When you're helping a student with a paper and you realize they need better sources to back up their claims, what should you do? What if the paper is due the next day?
- Refer the student to a librarian. We're here most days and evenings. Find our hours and locations at Ask Us. (shortcut: go/askus)
- Does the student need something that's common to all kinds of research? (eg, citing sources, evaluating sources) Try the FAQ at Find Books, Articles and More.
- Does the student have more specific needs for outside sources? (eg, scholarly, discipline-specific) Try our subject guides. There's one for every academic department. (shortcut: go/guides)
- Summon: Find articles, books, videos and more in our collections.
- MIDCAT: Find books and journal titles in our collections
- NExpress: NExpress Consortium (books from 7 libraries including Middlebury)
- WorldCat: world's largest library catalog [go/worldcat]
1. Craft a research question
Write your research topic as a question. This will help you narrow your topic and give you a few search words. You'll find synonyms when you're searching. Write these down, too!

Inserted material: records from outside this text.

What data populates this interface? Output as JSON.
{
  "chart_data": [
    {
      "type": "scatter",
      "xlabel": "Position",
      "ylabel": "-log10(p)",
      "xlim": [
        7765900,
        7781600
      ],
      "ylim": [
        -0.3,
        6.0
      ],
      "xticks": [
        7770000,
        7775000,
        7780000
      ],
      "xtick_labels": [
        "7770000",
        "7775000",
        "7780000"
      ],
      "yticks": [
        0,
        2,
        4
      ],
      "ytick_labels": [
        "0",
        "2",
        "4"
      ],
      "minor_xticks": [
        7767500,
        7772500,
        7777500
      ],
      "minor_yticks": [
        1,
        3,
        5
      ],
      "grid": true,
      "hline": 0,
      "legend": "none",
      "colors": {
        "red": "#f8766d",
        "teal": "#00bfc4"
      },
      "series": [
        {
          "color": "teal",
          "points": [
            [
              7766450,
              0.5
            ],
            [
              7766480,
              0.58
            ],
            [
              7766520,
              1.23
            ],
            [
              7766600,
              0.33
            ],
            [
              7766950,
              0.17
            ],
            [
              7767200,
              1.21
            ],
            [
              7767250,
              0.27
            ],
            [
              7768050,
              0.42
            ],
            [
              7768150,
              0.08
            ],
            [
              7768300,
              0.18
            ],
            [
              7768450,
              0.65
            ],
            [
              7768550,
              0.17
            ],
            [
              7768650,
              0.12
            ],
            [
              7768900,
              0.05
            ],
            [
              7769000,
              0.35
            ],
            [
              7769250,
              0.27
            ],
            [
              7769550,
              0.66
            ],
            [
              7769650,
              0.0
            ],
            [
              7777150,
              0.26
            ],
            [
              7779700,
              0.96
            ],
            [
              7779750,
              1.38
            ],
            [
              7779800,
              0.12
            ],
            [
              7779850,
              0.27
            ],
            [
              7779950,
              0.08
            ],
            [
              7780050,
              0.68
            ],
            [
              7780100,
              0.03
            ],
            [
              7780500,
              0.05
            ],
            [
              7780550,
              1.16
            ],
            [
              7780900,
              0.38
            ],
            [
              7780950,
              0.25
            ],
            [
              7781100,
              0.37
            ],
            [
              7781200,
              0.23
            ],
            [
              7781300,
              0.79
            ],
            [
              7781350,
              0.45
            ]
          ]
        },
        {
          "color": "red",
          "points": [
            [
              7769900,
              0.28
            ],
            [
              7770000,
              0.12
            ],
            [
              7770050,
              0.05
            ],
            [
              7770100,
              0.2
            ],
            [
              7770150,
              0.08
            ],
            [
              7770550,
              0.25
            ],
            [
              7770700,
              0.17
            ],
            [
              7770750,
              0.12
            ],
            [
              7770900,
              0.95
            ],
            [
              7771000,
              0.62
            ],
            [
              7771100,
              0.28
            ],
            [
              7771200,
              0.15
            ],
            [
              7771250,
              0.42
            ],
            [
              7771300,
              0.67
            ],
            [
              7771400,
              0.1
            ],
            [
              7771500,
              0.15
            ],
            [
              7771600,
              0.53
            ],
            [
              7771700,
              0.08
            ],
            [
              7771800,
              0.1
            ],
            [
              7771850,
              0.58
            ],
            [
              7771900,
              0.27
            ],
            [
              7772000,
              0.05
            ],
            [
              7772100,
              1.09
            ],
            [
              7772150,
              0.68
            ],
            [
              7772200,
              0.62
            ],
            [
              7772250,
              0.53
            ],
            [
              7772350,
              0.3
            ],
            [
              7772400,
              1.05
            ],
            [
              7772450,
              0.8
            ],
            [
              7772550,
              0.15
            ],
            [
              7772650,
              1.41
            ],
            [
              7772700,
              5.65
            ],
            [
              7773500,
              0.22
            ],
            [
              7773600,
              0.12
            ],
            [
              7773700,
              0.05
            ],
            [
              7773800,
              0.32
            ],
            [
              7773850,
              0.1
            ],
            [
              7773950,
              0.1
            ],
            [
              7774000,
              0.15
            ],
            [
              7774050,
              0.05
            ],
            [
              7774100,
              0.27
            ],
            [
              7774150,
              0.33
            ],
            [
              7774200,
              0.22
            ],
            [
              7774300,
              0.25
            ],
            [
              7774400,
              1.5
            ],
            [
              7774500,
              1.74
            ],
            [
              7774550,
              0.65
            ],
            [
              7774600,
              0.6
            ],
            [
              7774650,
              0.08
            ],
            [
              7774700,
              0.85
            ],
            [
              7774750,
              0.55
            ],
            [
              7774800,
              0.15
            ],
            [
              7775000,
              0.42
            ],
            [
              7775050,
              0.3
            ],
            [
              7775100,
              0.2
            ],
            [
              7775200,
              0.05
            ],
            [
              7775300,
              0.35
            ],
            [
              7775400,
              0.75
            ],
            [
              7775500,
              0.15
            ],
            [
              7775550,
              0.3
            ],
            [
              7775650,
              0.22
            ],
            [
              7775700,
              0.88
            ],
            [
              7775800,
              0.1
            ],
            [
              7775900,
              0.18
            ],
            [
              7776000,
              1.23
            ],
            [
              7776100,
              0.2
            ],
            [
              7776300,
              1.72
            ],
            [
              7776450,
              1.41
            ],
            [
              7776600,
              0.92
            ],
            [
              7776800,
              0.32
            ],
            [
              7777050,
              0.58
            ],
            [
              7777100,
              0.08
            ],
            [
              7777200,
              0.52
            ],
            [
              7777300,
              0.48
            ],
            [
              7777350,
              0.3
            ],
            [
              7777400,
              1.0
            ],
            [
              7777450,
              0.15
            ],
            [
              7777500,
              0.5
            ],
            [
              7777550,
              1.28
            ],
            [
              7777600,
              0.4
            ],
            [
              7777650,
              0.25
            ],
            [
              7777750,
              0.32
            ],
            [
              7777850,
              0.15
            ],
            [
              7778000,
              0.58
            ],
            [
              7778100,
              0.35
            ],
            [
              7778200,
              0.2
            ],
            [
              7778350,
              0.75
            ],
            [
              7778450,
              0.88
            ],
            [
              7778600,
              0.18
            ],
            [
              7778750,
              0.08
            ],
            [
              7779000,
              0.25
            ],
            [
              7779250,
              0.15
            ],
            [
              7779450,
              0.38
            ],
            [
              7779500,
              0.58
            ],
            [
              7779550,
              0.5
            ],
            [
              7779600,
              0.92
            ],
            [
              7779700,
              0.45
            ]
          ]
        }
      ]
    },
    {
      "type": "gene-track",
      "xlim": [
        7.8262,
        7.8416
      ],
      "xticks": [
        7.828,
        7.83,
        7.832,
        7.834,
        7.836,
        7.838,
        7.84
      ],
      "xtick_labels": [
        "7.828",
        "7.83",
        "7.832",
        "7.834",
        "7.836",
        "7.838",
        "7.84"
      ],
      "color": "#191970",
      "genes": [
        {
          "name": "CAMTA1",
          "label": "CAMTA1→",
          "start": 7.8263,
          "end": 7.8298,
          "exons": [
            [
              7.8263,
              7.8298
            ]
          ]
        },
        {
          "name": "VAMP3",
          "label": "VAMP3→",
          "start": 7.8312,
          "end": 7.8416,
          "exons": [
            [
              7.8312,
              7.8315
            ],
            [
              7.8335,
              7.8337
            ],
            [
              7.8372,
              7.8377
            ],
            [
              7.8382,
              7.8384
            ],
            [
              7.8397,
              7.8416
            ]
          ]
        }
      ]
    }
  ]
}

2. Search for background info
Background information will help you begin to understand your topic. Look for encyclopedias, newspapers, popular magazines and books.
3. Preview, evaluate and refine
- Take a quick look at your sources. Preview each by reading the abstract/summary, introduction and conclusion. If you’re still not sure what the source is about, skim the beginning of each section.
- Evaluate the sources. Are they useful?
- Refine your research topic. Now that you know more, what would points would you like to make in your paper? Have your research questions changed? What more do you need to know?
Scholarly journal articles can provide answers to more specific research questions.
- You can limit a search in Summon to articles from scholarly publications.
- Other subject guides will help you find discipline-specific research databases.
After you’ve read all of your sources more carefully, you’re ready to organize your thoughts and start writing. Consider getting in touch with a peer writing tutor for advice. Also consult Writing Guides, created by the Peer Writing Tutors.